The second estimate of capital expenditure intentions for 2025-26, reported by the Australian Bureau of Statistics last week, was $155.9 billion, which is just 0.7 per cent above the same reading for 2024-25, and could indicate minimal growth for business investment moving forward. This is based on data reported over April to May, which may indicate that businesses investment intentions have weakened given the current uncertain business environment. However, this measure is in nominal terms, so it could be impacted by easing construction costs.

Weak public demand drags on growth but likely to bounce back

Public demand fell by 0.4 per cent in the March quarter, as government investment dropped and government consumption was flat. This detracted 0.1 percentage points from GDP growth in the quarter, the first detraction from growth since the end of 2023.

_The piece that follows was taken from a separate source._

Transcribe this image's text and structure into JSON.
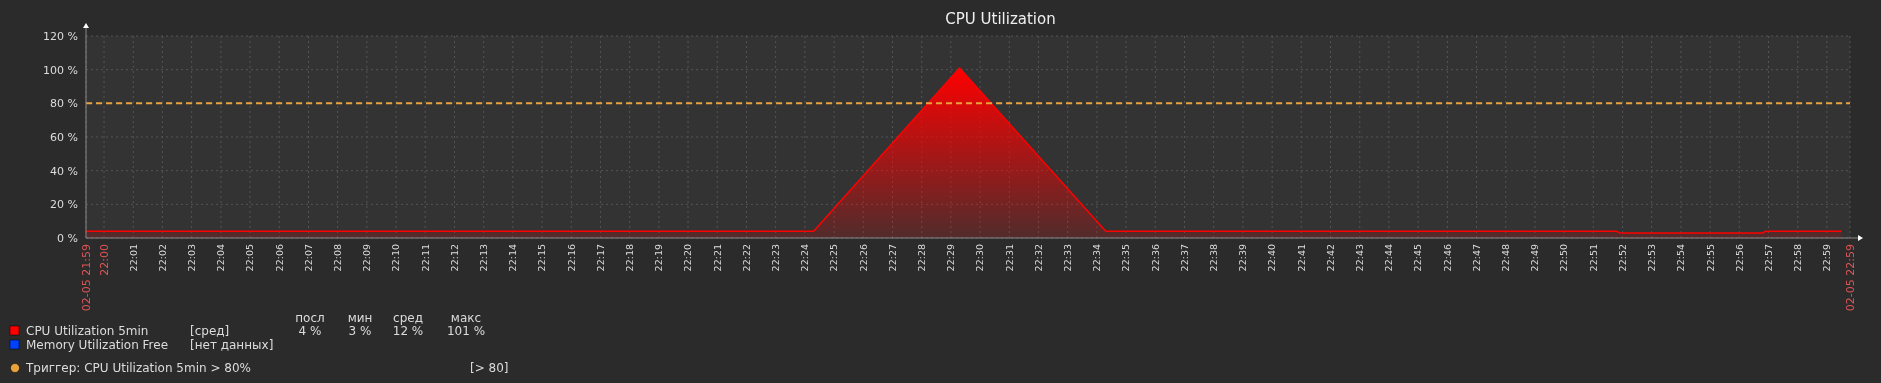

Government consumption was relatively unchanged in the quarter and failed to make a contribution to growth. Spending was weak across both national and state and territory governments given reduced electricity rebates, while national defence spending rose 1.3 per cent. In annual terms, growth in public consumption moderated from 5 per cent in the December quarter to 3.4 per cent.

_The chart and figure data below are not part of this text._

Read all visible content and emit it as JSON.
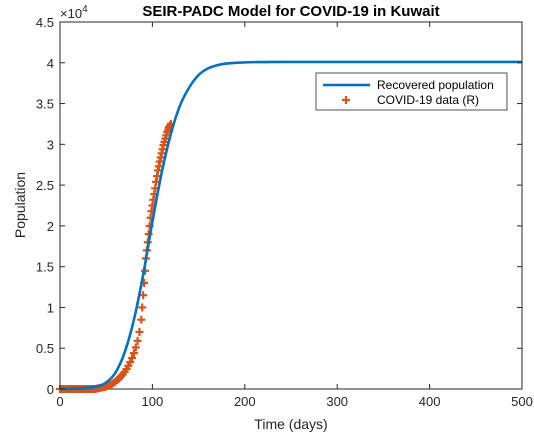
{
  "chart_data": {
    "type": "line",
    "title": "SEIR-PADC Model for COVID-19 in Kuwait",
    "xlabel": "Time (days)",
    "ylabel": "Population",
    "y_exponent_base": "×10",
    "y_exponent_power": "4",
    "xlim": [
      0,
      500
    ],
    "ylim": [
      0,
      45000
    ],
    "x_ticks": [
      0,
      100,
      200,
      300,
      400,
      500
    ],
    "x_tick_labels": [
      "0",
      "100",
      "200",
      "300",
      "400",
      "500"
    ],
    "y_ticks": [
      0,
      5000,
      10000,
      15000,
      20000,
      25000,
      30000,
      35000,
      40000,
      45000
    ],
    "y_tick_labels": [
      "0",
      "0.5",
      "1",
      "1.5",
      "2",
      "2.5",
      "3",
      "3.5",
      "4",
      "4.5"
    ],
    "grid": false,
    "legend_position": "top-right",
    "colors": {
      "model": "#0072BD",
      "data": "#D95319"
    },
    "series": [
      {
        "name": "Recovered population",
        "kind": "line",
        "x": [
          0,
          20,
          40,
          50,
          60,
          70,
          80,
          90,
          100,
          110,
          120,
          130,
          140,
          150,
          160,
          170,
          180,
          190,
          200,
          210,
          220,
          240,
          260,
          300,
          400,
          500
        ],
        "y": [
          0,
          50,
          300,
          800,
          2000,
          4500,
          8500,
          14000,
          20500,
          26500,
          31300,
          34800,
          37000,
          38500,
          39300,
          39700,
          39900,
          40000,
          40050,
          40080,
          40090,
          40100,
          40100,
          40100,
          40100,
          40100
        ]
      },
      {
        "name": "COVID-19 data (R)",
        "kind": "markers",
        "marker": "plus",
        "x": [
          0,
          2,
          4,
          6,
          8,
          10,
          12,
          14,
          16,
          18,
          20,
          22,
          24,
          26,
          28,
          30,
          32,
          34,
          36,
          38,
          40,
          42,
          44,
          46,
          48,
          50,
          52,
          54,
          56,
          58,
          60,
          62,
          64,
          66,
          68,
          70,
          72,
          74,
          76,
          78,
          80,
          82,
          84,
          86,
          88,
          89,
          90,
          91,
          92,
          93,
          94,
          95,
          96,
          97,
          98,
          99,
          100,
          101,
          102,
          103,
          104,
          105,
          106,
          107,
          108,
          109,
          110,
          111,
          112,
          113,
          114,
          115,
          116,
          117,
          118,
          119,
          120
        ],
        "y": [
          0,
          0,
          0,
          0,
          0,
          0,
          0,
          0,
          0,
          0,
          0,
          0,
          0,
          0,
          0,
          0,
          0,
          0,
          0,
          0,
          50,
          100,
          150,
          200,
          250,
          300,
          400,
          500,
          600,
          750,
          900,
          1100,
          1300,
          1550,
          1800,
          2100,
          2450,
          2850,
          3300,
          3800,
          4400,
          5100,
          5900,
          7000,
          8500,
          10000,
          11500,
          13000,
          14500,
          16000,
          17000,
          18000,
          19000,
          20000,
          21000,
          21800,
          22500,
          23200,
          23900,
          24600,
          25400,
          26100,
          26800,
          27300,
          27900,
          28400,
          28900,
          29400,
          29900,
          30300,
          30700,
          31100,
          31500,
          31800,
          32100,
          32300,
          32500
        ]
      }
    ]
  }
}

Public investment fell by 2 per cent, detracting 0.1 percentage points from March quarter GDP, but was 5.1 per cent higher on the year. Public corporations at all levels of government, along with state and local governments, drove the fall in spending as projects across energy, telecommunications, rail and roads came to completion or were delayed.

As a percentage of GDP, public demand has eased for the first time since December 2023 to be around 27.9 per cent, but remains close to a record high. Indications from federal and some state budgets suggest spending plans remain elevated, so public demand will remain solid. Demand for government services such as aged and home care, disability, health and childcare services, as well as increased government cost of living assistance is high. This is evidenced by the 15.5 per cent rise in social benefits to a record high of over $167 billion in 2023-24 – which is higher than during the pandemic period.

Inventories contributed to growth but was offset by weaker exports given lower overseas students and weather impacts

Net trade detracted 0.1 percentage points from growth in the March quarter, reflecting a 0.8 per cent fall in exports, which was partially offset by a 0.4 per cent fall in imports.

Service exports fell by 3.0 per cent in the March quarter, after a large rise in December. This reflected weaker growth in the number of overseas students in Australia with the average student also spending less. Goods exports decreased by 0.3 per cent, due to a decrease in coal and liquefied natural gas (LNG) exports as unfavourable weather conditions led to lower production and port output. This was partially offset by a dramatic increase in non-monetary gold exports to the United States in the March quarter.

Services imports fell by 0.8 per cent in the March quarter, with falls in both transport and travel as more Australians chose cheaper holidays. Goods imports fell by 0.3 per cent, driven by a decrease in capital goods.

Inventories contributed 0.1 percentage points to growth, mainly driven by a rise in mining inventories as lower export demand and unfavourable weather conditions reduced port output.

Summary

The economy grew by 0.2 per cent in the March quarter, and 1.3 per cent in the annual terms. Growth in the Australian economy was weak as household consumption and investment were up only modestly, while government investment spending was lower.